Recensioni

7.2

Brucia più in fretta di una sigaretta l’esordio degli sbirri con più classe del mondo. Quartetto rock per antonomasia, Nicolò Fortuni (voce, ex With Love), Marco Rapisarda (basso, ex-tutto, attualmente Crocodiles e Blank Dogs e padre di Hell! Yes), Matteo Vallicelli (batteria) e Edoardo Vaccari (chitarra) sono un concentrato di energia punk sboccata e anacronistica, dritta in faccia e nichilista, ma proprio per questo viva e genuina.
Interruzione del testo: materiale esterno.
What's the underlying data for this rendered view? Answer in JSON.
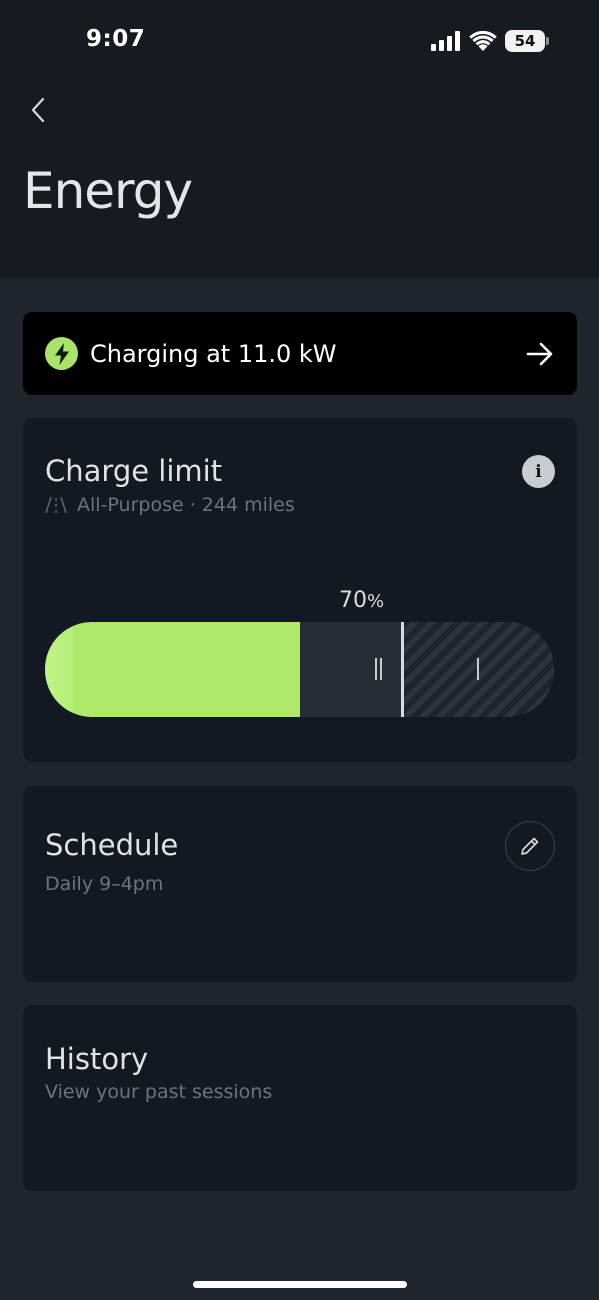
{
  "status_bar": {
    "time": "9:07",
    "battery_level": "54",
    "icons": [
      "cellular-signal-icon",
      "wifi-icon",
      "battery-icon"
    ]
  },
  "header": {
    "back_icon": "chevron-left-icon",
    "title": "Energy"
  },
  "charging_banner": {
    "icon": "lightning-bolt-icon",
    "text": "Charging at 11.0 kW",
    "action_icon": "arrow-right-icon"
  },
  "charge_limit": {
    "title": "Charge limit",
    "mode_icon": "road-icon",
    "subtitle": "All-Purpose · 244 miles",
    "limit_value": "70",
    "limit_unit": "%",
    "limit_percent": 70,
    "current_charge_percent": 50,
    "info_icon": "info-icon"
  },
  "schedule": {
    "title": "Schedule",
    "subtitle": "Daily 9–4pm",
    "edit_icon": "pencil-icon"
  },
  "history": {
    "title": "History",
    "subtitle": "View your past sessions"
  },
  "colors": {
    "accent": "#aee96c",
    "background": "#1e252d",
    "header": "#161b21",
    "card": "#131920",
    "banner": "#000000"
  }
}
Belli, giovani e cattivi. Fasciati in uniformi all-black sparano un concentrato di punk ’77 made in NY (Ramones e Dead Boys su tutti) con influenze garage e beat italiano dei sessanta letteralmente irresistibile. Di quello che ti fa muovere il culo come un ossesso pure seduto al computer e cantare a squarciagola ironici inni sing-a-long debosciati, pungenti, irriverenti e appiccicosissimi. Sempre irrimediabilmente contro, anthemici a nastro e intelligentemente sempre sul crinale del doppiosenso tra il di qua e il di là della barricata: menzione speciale per Facile Bersaglio e il suo indimenticabile ritornello, per l’outing insabbiato di Meglio Insabbiare (il dispiacere di dire a mia madre che ero gay…ti cucio addosso la divisa prima che se ne accorga) e per il poliziotto imbranato di La Legge Del Più Debole.
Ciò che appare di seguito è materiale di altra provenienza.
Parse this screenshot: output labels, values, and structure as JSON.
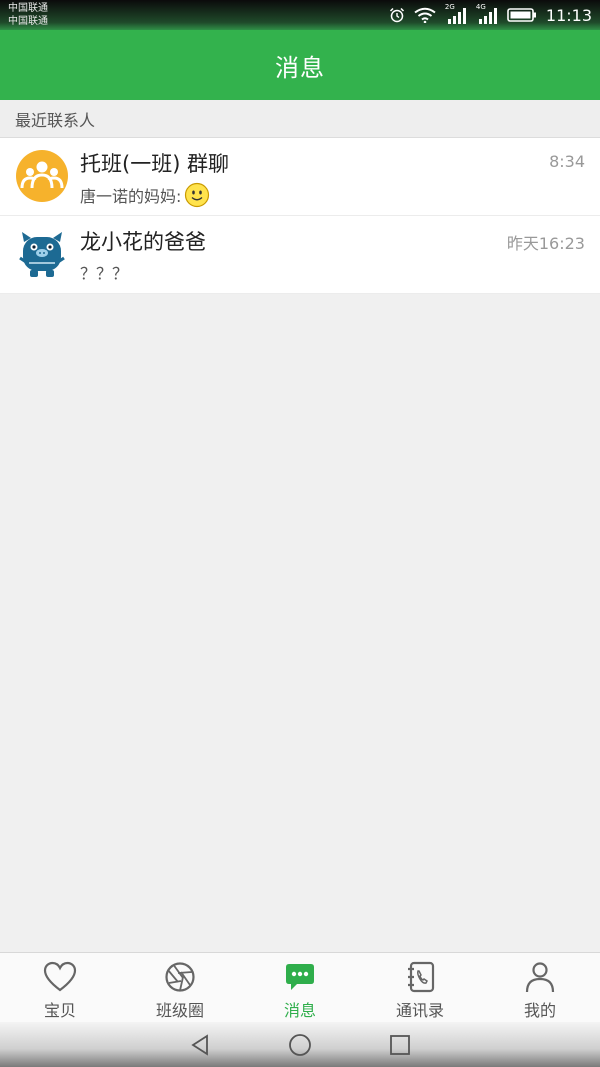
{
  "status_bar": {
    "carrier1": "中国联通",
    "carrier2": "中国联通",
    "signal1_label": "2G",
    "signal2_label": "4G",
    "time": "11:13",
    "icons": [
      "alarm-icon",
      "wifi-icon",
      "signal-icon",
      "signal-icon",
      "battery-icon"
    ]
  },
  "header": {
    "title": "消息"
  },
  "section": {
    "label": "最近联系人"
  },
  "conversations": [
    {
      "name": "托班(一班) 群聊",
      "time": "8:34",
      "preview": "唐一诺的妈妈:",
      "avatar": "group-avatar-icon",
      "emoji": "smiley-emoji-icon"
    },
    {
      "name": "龙小花的爸爸",
      "time": "昨天16:23",
      "preview": "？？？",
      "avatar": "cartoon-creature-avatar"
    }
  ],
  "tabs": [
    {
      "label": "宝贝",
      "icon": "heart-icon",
      "active": false
    },
    {
      "label": "班级圈",
      "icon": "aperture-icon",
      "active": false
    },
    {
      "label": "消息",
      "icon": "chat-bubble-icon",
      "active": true
    },
    {
      "label": "通讯录",
      "icon": "contacts-book-icon",
      "active": false
    },
    {
      "label": "我的",
      "icon": "person-icon",
      "active": false
    }
  ],
  "nav": {
    "icons": [
      "back-icon",
      "home-icon",
      "recents-icon"
    ]
  },
  "colors": {
    "accent": "#33b24d",
    "group_avatar": "#f6b22c",
    "pig_avatar": "#1d6a93"
  }
}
Un trittico d’apertura letteralmente da sballo – il garage-rock sguaiato e fuori luogo di Realtà Cercami, il surf-psychobilly cavernoso di Vesciche Di Guerra, il punk’n’roll tutto stop&go di Il Cattivo Tenente – mette al tappeto in 5 minuti netti, ma è tutto a scorrere veloce e impazzito sulle stesse coordinate: voci incazzate, insieme diafane e melodiche su un carrarmato punk-garage-rock senza freni.

Roba a originalità zero. Ma di quella che se fatta bene come in questo caso, si torna subito ai vent’anni. Per certe musiche, miglior pregio non può esserci.